NDC and NPP party faithful have 3 tense days ahead of them as Ghana elects a new president and parliament on December 7, 2012. The National Democratic Congress (NDC) wants to retain power, and the National Patriotic Party (NPP) wants to regain power after losing narrowly to the NDC in 2008. The Ghanaian electorate has its economic and social fortunes pinged on the elections. The country, which became an oil producing country in 2009 and ushered in democratic governance in 2000, is hungry for growth and desires the right leadership to guide it to do so. The NPP boasts a stellar record between 2000 and 2008, but the NDC claims they’ve also been excellent custodians the last 4 years and need additional 4 years to execute the manifesto that ushered them in 2009. The NPP thinks otherwise and describes the NDC tenure as marred with incompetence and corruption.
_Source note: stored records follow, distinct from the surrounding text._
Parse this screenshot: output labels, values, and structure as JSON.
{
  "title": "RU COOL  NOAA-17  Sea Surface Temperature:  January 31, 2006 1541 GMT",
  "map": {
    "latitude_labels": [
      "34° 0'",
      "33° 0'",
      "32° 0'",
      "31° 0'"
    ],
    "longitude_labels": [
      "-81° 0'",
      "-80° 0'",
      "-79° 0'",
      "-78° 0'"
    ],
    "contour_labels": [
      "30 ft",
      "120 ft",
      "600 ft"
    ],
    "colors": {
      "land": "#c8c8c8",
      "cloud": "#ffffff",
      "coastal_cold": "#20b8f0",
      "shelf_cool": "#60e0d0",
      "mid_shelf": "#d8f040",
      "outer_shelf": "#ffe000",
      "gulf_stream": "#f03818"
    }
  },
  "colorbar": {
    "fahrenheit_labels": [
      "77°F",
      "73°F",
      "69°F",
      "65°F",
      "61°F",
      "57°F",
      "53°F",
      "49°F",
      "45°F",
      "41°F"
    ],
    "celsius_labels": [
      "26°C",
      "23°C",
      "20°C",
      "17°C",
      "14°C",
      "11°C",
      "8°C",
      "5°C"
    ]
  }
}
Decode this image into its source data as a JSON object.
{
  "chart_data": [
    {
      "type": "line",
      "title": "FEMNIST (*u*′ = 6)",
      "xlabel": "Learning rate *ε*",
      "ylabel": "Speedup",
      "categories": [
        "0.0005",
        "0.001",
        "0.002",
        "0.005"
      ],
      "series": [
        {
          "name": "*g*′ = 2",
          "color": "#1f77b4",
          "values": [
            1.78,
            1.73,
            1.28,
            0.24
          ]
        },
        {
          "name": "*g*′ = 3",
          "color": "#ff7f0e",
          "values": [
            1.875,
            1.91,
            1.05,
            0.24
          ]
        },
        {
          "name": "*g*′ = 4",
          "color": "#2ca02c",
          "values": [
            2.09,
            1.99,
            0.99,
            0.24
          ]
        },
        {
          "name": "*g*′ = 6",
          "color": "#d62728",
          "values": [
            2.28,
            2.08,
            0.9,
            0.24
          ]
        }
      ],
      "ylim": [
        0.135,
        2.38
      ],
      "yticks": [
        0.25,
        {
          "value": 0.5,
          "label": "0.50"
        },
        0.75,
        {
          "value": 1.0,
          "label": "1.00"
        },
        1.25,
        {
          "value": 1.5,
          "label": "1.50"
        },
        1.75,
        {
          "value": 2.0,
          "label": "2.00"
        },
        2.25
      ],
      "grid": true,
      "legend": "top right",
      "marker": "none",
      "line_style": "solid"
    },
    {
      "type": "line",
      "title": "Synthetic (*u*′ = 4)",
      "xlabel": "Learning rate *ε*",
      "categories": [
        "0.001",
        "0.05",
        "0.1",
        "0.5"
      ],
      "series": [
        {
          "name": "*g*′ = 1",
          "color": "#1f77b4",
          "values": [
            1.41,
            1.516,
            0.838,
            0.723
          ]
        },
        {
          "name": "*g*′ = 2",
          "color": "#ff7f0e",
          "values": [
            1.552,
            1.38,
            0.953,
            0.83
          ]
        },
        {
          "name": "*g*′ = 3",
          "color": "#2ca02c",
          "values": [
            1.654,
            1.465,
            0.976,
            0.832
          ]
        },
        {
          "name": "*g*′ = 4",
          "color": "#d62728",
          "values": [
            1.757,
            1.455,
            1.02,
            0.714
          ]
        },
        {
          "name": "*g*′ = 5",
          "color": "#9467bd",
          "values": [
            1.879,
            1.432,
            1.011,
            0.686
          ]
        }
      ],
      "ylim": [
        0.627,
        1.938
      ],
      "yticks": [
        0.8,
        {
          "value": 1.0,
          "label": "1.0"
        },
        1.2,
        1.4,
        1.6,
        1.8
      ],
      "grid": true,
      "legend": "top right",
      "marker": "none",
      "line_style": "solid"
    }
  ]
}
Elections should settle the score, right? It should, except that because of electoral malpractices, the electorate is anxious that the credibility of the results would be compromised and there might be a stalemate. Electoral malpractice is symptomatic of the fundamental problem Ghana and by extension, other emerging democratic nations on the African continent face. Because of the history of dictatorship and corruption, there is so low confidence in government accountability and transparency that belief in the electoral process is nothing but an act of faith.
Africans are hungry for economic development. We want reliable infrastructure, the conveniences of modern homes, effective economic and social institutions etc. This author believes that above all priorities should be, a credible and trustworthy electoral system. We can penalize incompetence, corruption, etc. through the ballot box. Any party willing to rig elections is guaranteed to pursue corruption and malfeasance in office. We must therefore fight to ensure that the Electoral Commission is a paragon of efficiency for the public sector. A corrupt Electoral Commission would be symptomatic of government.
This is so critical that if the government ushered into office in 2013 accomplishes nothing but ensures that come 2016, the electoral system is sacrosanct, it will deserve to be returned to office.